In recent years, The New York Times has become a paper of choice for critics and haters of Israel. Its relentless and ritualistic condemnations of the state and its whitewashing of Palestinian crimes have aroused the ire of those who care about balance and truth in journalism. It is therefore no surprise that a few days ago in its international edition, a cartoon appeared that would not have been out of place in the hostile Arab press. It depicted a guide dog with the face of Benjamin Netanyahu leading a blind President Trump who was wearing a black yarmulke.
The meaning is abundantly clear. The gentile President, for all his power and might, has not been pursuing America’s own interests but Israeli ones. Israel, the Jew among nations, has been deceiving and manipulating a ‘dumb’ American President, and his country, by making it kowtow to a foreign power. The idea of wily Jews deceiving gentiles in order to gain control over foreign governments is textbook antisemitism straight out of the Protocols, and the trope is instantly familiar to those who have studied the history of anti-Jewish prejudice. The paper’s editors issued a forthright apology and promised changes but without providing any explanation as to why such an offensive image was allowed in the first place.
A key reason is that the cartoon’s central premise, that America blindly follows Israeli interests to the detriment of her own, has become increasingly mainstream in recent years. It is common to hear commentators on the liberal-left lament the supposedly manipulative influence of the pro-Israel lobby and its purportedly vice like grip on western politics. It is one of the central premises of Walt and Mearsheimer’s book on the Israel lobby and it can be found in the polemics of Noam Chomsky and other radicals, many of whom have a cult following on the left. More recently, there were the disturbing comments made by Congresswoman Ilhan Omar whose criticisms of AIPAC alluded to antisemitic tropes of dual loyalties.
But the premise is also false in at least two respects. Firstly, America’s Middle East policies have not always been aligned with Israeli interests. There are many illustrations of this: America’s strong support for arming Saudi Arabia, including the sale of AWACS in the 1980s; President Bush Snr. holding up $10 billion of loan guarantees to Israel after the first Gulf war; the 2003 war against Saddam Hussein when much of elite Israeli opinion believed that Iran posed a bigger threat to the region; the decision of President Bush Jr. not to attack Syrian nuclear facilities; the consistent failure of US Presidents to move the American embassy to Jerusalem; President Obama’s criticisms of settlement policies and his refusal to bomb Iranian nuclear sites, together with the flawed nuclear arms deal in 2015. These cases, far from illustrating the omnipotence of the Israel lobby, point instead to its limited influence over US foreign policy.
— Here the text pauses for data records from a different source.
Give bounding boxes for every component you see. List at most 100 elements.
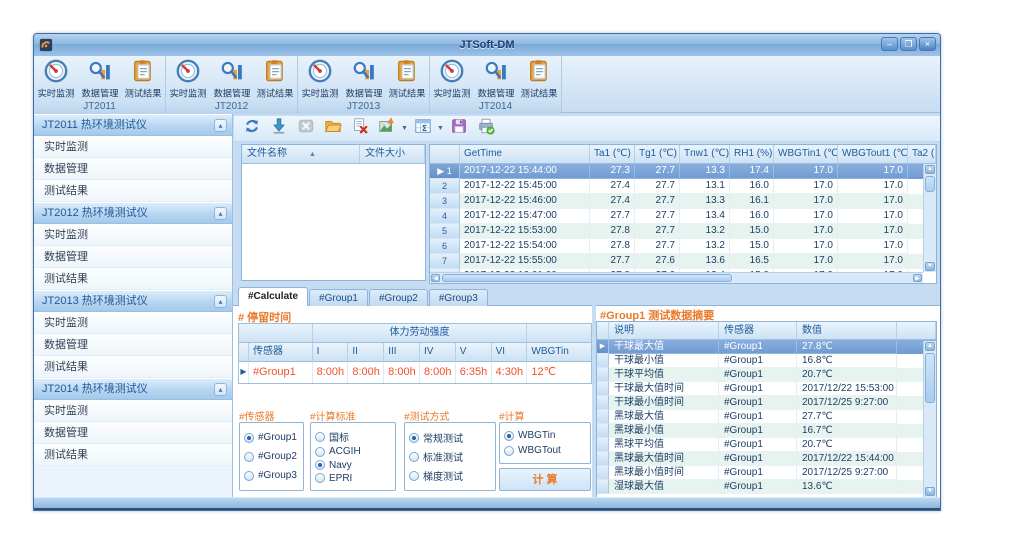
table-row[interactable]: 42017-12-22 15:47:0027.727.713.416.017.0… bbox=[430, 209, 936, 224]
sidebar-section-header[interactable]: JT2014 热环境测试仪▴ bbox=[34, 378, 232, 400]
column-header[interactable]: Ta2 (℃ bbox=[908, 145, 936, 163]
ribbon-group-caption[interactable]: JT2013 bbox=[298, 100, 429, 114]
summary-vscrollbar[interactable]: ▲ ▼ bbox=[923, 341, 936, 497]
file-list-body[interactable] bbox=[242, 164, 425, 280]
summary-row[interactable]: 黑球最大值#Group127.7℃ bbox=[597, 410, 936, 424]
ribbon-button[interactable]: 数据管理 bbox=[78, 56, 122, 100]
sidebar-item[interactable]: 测试结果 bbox=[34, 444, 232, 466]
refresh-icon[interactable] bbox=[240, 118, 264, 140]
sidebar-item[interactable]: 数据管理 bbox=[34, 246, 232, 268]
data-table-header[interactable]: GetTimeTa1 (℃)Tg1 (℃)Tnw1 (℃)RH1 (%)WBGT… bbox=[430, 145, 936, 164]
summary-row[interactable]: 黑球平均值#Group120.7℃ bbox=[597, 438, 936, 452]
sidebar-item[interactable]: 测试结果 bbox=[34, 268, 232, 290]
chart-image-icon[interactable] bbox=[375, 118, 399, 140]
calculate-button[interactable]: 计 算 bbox=[499, 468, 591, 491]
stay-column-header[interactable]: II bbox=[348, 343, 384, 362]
scroll-up-icon[interactable]: ▲ bbox=[925, 342, 935, 351]
save-icon[interactable] bbox=[447, 118, 471, 140]
table-row[interactable]: 22017-12-22 15:45:0027.427.713.116.017.0… bbox=[430, 179, 936, 194]
table-row[interactable]: 32017-12-22 15:46:0027.427.713.316.117.0… bbox=[430, 194, 936, 209]
stay-cell[interactable]: 6:35h bbox=[456, 362, 492, 383]
stay-column-header[interactable]: V bbox=[456, 343, 492, 362]
sidebar-item[interactable]: 测试结果 bbox=[34, 356, 232, 378]
stay-cell[interactable]: 8:00h bbox=[313, 362, 349, 383]
stay-cell[interactable]: 4:30h bbox=[492, 362, 528, 383]
sidebar-item[interactable]: 数据管理 bbox=[34, 334, 232, 356]
column-header[interactable]: RH1 (%) bbox=[730, 145, 774, 163]
summary-row[interactable]: 干球最大值时间#Group12017/12/22 15:53:00 bbox=[597, 382, 936, 396]
ribbon-button[interactable]: 测试结果 bbox=[121, 56, 165, 100]
tab-group1[interactable]: #Group1 bbox=[309, 289, 368, 306]
table-row[interactable]: 62017-12-22 15:54:0027.827.713.215.017.0… bbox=[430, 239, 936, 254]
stay-column-header[interactable]: WBGTin bbox=[527, 343, 591, 362]
ribbon-button[interactable]: 数据管理 bbox=[210, 56, 254, 100]
dropdown-chevron-icon[interactable]: ▼ bbox=[401, 125, 408, 132]
stay-column-header[interactable]: I bbox=[313, 343, 349, 362]
ribbon-button[interactable]: 数据管理 bbox=[342, 56, 386, 100]
ribbon-button[interactable]: 实时监测 bbox=[34, 56, 78, 100]
restore-icon[interactable]: ❐ bbox=[900, 37, 917, 51]
column-header[interactable]: WBGTout1 (℃) bbox=[838, 145, 908, 163]
file-column-size[interactable]: 文件大小 bbox=[360, 145, 425, 163]
radio-option[interactable]: #Group2 bbox=[244, 451, 299, 462]
collapse-icon[interactable]: ▴ bbox=[214, 295, 227, 308]
data-table-vscrollbar[interactable]: ▲ ▼ bbox=[923, 164, 936, 272]
stay-column-header[interactable]: 传感器 bbox=[249, 343, 313, 362]
collapse-icon[interactable]: ▴ bbox=[214, 119, 227, 132]
stay-cell[interactable]: #Group1 bbox=[249, 362, 313, 383]
dropdown-chevron-icon[interactable]: ▼ bbox=[437, 125, 444, 132]
column-header[interactable]: Ta1 (℃) bbox=[590, 145, 635, 163]
radio-option[interactable]: 标准测试 bbox=[409, 449, 491, 464]
sidebar-section-header[interactable]: JT2013 热环境测试仪▴ bbox=[34, 290, 232, 312]
sidebar-section-header[interactable]: JT2012 热环境测试仪▴ bbox=[34, 202, 232, 224]
summary-table-header[interactable]: 说明传感器数值 bbox=[597, 322, 936, 340]
ribbon-button[interactable]: 测试结果 bbox=[385, 56, 429, 100]
stay-cell[interactable]: 12℃ bbox=[527, 362, 591, 383]
tab-group3[interactable]: #Group3 bbox=[429, 289, 488, 306]
stay-column-header[interactable]: IV bbox=[420, 343, 456, 362]
print-icon[interactable] bbox=[474, 118, 498, 140]
column-header[interactable]: GetTime bbox=[460, 145, 590, 163]
tab-group2[interactable]: #Group2 bbox=[369, 289, 428, 306]
sidebar-item[interactable]: 实时监测 bbox=[34, 136, 232, 158]
summary-row[interactable]: ▶干球最大值#Group127.8℃ bbox=[597, 340, 936, 354]
sidebar-item[interactable]: 实时监测 bbox=[34, 400, 232, 422]
summary-column-header[interactable]: 传感器 bbox=[719, 322, 797, 339]
ribbon-button[interactable]: 实时监测 bbox=[298, 56, 342, 100]
sidebar-item[interactable]: 实时监测 bbox=[34, 224, 232, 246]
sidebar-section-header[interactable]: JT2011 热环境测试仪▴ bbox=[34, 114, 232, 136]
summary-row[interactable]: 湿球最大值#Group113.6℃ bbox=[597, 480, 936, 494]
summary-row[interactable]: 干球平均值#Group120.7℃ bbox=[597, 368, 936, 382]
scroll-left-icon[interactable]: ◀ bbox=[431, 274, 440, 282]
summary-row[interactable]: 干球最小值#Group116.8℃ bbox=[597, 354, 936, 368]
file-column-name[interactable]: 文件名称▲ bbox=[242, 145, 360, 163]
summary-row[interactable]: 黑球最大值时间#Group12017/12/22 15:44:00 bbox=[597, 452, 936, 466]
title-bar[interactable]: JTSoft-DM –❐× bbox=[34, 34, 940, 56]
radio-option[interactable]: WBGTout bbox=[504, 445, 586, 456]
radio-option[interactable]: #Group3 bbox=[244, 470, 299, 481]
column-header[interactable]: Tnw1 (℃) bbox=[680, 145, 730, 163]
scroll-down-icon[interactable]: ▼ bbox=[925, 487, 935, 496]
minimize-icon[interactable]: – bbox=[881, 37, 898, 51]
column-header[interactable]: WBGTin1 (℃) bbox=[774, 145, 838, 163]
close-icon[interactable]: × bbox=[919, 37, 936, 51]
scroll-down-icon[interactable]: ▼ bbox=[925, 262, 935, 271]
radio-option[interactable]: Navy bbox=[315, 460, 391, 471]
stay-cell[interactable]: 8:00h bbox=[420, 362, 456, 383]
radio-option[interactable]: 梯度测试 bbox=[409, 468, 491, 483]
summary-row[interactable]: 黑球最小值时间#Group12017/12/25 9:27:00 bbox=[597, 466, 936, 480]
table-row[interactable]: 52017-12-22 15:53:0027.827.713.215.017.0… bbox=[430, 224, 936, 239]
ribbon-button[interactable]: 实时监测 bbox=[166, 56, 210, 100]
summary-column-header[interactable]: 数值 bbox=[797, 322, 897, 339]
scroll-up-icon[interactable]: ▲ bbox=[925, 165, 935, 174]
radio-option[interactable]: #Group1 bbox=[244, 432, 299, 443]
ribbon-button[interactable]: 测试结果 bbox=[517, 56, 561, 100]
collapse-icon[interactable]: ▴ bbox=[214, 383, 227, 396]
ribbon-group-caption[interactable]: JT2012 bbox=[166, 100, 297, 114]
download-icon[interactable] bbox=[267, 118, 291, 140]
summary-column-header[interactable]: 说明 bbox=[609, 322, 719, 339]
vscroll-thumb[interactable] bbox=[925, 176, 935, 192]
ribbon-button[interactable]: 实时监测 bbox=[430, 56, 474, 100]
summary-row[interactable]: 干球最小值时间#Group12017/12/25 9:27:00 bbox=[597, 396, 936, 410]
ribbon-group-caption[interactable]: JT2014 bbox=[430, 100, 561, 114]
Secondly, when Washington’s policies meet with Jerusalem’s approval, it is not because America is ‘seduced’ by AIPAC or led blindly by an all powerful Netanyahu. It is because pursuing a pro-Israel policy is in the country’s foreign policy interests. American politicians recognise that Israel has thwarted the nuclear aspirations of rogue regimes, including Saddam Hussein’s Iraq, Baathist Syria and Iran. Thus without Begin’s attack on Osiraq in 1981, the US and its allies might have been forced to confront an atomic armed Iraq in the first Gulf war.
America’s defence establishment has also learnt valuable lessons from Israel’s counter terror strategy, which includes targeted assassinations, urban warfare and the use of technology such as the unmanned aerial drone. Above all, Washington recognises the vital importance of Israeli intelligence in providing information about shared enemies. Air Force intelligence chief, Gen. George. Keegan, once said that Israel’s assistance in discovering Soviet Air Force capabilities and weapons could not have been procured ‘with five CIAs.’
The Israel-US alliance is about many other things, including trade, culture and shared values. But crucially it is a relationship that, for all its occasional tensions, serves both sides very well. What a shame that The New York Times has fallen prey, not just to ignorance and lies, but to the foulest prejudice.